AirGlove: Exploring Egocentric 3D Hand Tracking and Appearance Generalization for Sensing Gloves
This work addresses the challenge of accurate hand tracking for sensing gloves in teleoperation and robotics, though it is incremental as it builds on existing vision-based models.
The paper tackled the problem of vision-based 3D hand tracking for gloved hands, which suffers from performance degradation due to appearance differences, and proposed AirGlove to generalize learned representations to new glove designs, achieving a significant performance boost over existing methods.

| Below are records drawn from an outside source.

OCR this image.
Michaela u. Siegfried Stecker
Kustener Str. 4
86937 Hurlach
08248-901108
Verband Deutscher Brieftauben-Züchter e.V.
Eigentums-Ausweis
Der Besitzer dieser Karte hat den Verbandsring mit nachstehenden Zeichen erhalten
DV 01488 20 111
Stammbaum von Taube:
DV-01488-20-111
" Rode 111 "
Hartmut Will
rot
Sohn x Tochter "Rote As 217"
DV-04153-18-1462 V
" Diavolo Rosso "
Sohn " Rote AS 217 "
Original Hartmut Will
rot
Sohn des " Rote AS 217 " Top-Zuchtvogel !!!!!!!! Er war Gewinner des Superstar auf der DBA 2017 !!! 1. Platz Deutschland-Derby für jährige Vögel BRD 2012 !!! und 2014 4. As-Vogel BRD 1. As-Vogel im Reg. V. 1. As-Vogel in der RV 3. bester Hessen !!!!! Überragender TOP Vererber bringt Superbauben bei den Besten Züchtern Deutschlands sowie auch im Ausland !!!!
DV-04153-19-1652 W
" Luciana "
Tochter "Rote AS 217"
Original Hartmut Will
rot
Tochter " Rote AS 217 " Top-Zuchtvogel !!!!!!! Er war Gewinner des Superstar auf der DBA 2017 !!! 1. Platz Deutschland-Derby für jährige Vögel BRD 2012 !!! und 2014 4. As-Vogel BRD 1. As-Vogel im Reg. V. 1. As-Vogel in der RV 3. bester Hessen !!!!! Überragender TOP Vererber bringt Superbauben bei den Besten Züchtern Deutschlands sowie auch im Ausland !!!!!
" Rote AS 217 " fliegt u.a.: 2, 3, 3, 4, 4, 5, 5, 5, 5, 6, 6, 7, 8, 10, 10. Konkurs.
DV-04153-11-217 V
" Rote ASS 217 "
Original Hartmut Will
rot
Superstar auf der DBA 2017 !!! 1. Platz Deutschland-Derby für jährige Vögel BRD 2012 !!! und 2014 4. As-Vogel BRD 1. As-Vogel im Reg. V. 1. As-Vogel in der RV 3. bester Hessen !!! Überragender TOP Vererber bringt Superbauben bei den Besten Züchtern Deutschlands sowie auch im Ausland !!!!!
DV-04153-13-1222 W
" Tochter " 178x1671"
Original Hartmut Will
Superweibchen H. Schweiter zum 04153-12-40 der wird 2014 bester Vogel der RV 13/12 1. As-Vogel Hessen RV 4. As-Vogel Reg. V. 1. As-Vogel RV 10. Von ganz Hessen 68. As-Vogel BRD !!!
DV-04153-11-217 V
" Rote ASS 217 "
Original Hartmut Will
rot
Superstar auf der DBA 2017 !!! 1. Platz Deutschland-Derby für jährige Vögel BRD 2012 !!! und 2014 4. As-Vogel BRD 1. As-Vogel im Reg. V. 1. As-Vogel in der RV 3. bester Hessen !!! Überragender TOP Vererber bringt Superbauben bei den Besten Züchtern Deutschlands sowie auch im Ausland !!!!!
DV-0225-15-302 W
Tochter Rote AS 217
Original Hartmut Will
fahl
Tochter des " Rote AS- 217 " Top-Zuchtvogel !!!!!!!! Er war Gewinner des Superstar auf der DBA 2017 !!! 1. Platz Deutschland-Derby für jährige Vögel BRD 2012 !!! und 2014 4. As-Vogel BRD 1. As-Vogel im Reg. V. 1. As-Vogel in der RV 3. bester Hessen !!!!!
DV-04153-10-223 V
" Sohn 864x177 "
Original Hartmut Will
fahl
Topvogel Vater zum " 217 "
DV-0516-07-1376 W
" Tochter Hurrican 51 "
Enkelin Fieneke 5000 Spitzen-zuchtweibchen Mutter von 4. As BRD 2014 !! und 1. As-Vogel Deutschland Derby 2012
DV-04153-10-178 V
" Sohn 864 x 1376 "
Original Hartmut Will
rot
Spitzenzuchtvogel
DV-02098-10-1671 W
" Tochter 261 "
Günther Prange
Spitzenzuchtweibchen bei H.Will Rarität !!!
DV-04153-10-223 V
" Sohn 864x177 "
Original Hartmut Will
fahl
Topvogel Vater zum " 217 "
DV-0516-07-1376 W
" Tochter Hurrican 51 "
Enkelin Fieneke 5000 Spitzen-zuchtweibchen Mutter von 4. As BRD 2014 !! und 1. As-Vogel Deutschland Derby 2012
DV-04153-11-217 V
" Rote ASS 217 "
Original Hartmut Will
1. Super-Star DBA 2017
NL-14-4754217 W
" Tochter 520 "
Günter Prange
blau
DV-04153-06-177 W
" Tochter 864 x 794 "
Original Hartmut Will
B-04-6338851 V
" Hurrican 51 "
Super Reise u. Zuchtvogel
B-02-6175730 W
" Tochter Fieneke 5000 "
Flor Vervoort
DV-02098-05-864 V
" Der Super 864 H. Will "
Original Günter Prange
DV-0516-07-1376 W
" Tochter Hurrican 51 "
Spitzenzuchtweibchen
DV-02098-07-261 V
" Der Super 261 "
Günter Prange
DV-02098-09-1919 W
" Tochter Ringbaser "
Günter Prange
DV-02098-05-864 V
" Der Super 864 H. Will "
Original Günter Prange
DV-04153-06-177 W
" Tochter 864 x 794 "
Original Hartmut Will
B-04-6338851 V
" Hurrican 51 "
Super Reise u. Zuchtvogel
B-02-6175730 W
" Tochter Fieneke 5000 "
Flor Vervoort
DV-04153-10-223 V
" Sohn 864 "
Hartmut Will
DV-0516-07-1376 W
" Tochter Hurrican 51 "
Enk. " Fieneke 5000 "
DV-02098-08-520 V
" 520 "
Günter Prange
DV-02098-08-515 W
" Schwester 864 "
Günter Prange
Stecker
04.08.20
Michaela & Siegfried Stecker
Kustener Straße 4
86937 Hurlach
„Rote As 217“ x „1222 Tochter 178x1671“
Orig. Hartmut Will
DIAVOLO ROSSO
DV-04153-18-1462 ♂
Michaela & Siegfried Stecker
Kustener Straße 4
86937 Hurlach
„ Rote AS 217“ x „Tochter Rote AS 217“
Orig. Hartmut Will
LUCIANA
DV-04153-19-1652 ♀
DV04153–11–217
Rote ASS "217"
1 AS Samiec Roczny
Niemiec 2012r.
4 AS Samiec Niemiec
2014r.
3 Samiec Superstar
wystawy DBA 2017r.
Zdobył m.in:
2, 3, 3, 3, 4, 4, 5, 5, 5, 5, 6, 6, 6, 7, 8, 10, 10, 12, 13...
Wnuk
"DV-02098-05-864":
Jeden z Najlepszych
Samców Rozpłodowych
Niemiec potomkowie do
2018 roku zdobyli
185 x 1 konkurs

Sensing gloves have become important tools for teleoperation and robotic policy learning as they are able to provide rich signals like speed, acceleration and tactile feedback. A common approach to track gloved hands is to directly use the sensor signals (e.g., angular velocity, gravity orientation) to estimate 3D hand poses. However, sensor-based tracking can be restrictive in practice as the accuracy is often impacted by sensor signal and calibration quality. Recent advances in vision-based approaches have achieved strong performance on human hands via large-scale pre-training, but their performance on gloved hands with distinct visual appearances remains underexplored. In this work, we present the first systematic evaluation of vision-based hand tracking models on gloved hands under both zero-shot and fine-tuning setups. Our analysis shows that existing bare-hand models suffer from substantial performance degradation on sensing gloves due to large appearance gap between bare-hand and glove designs. We therefore propose AirGlove, which leverages existing gloves to generalize the learned glove representations towards new gloves with limited data. Experiments with multiple sensing gloves show that AirGlove effectively generalizes the hand pose models to new glove designs and achieves a significant performance boost over the compared schemes.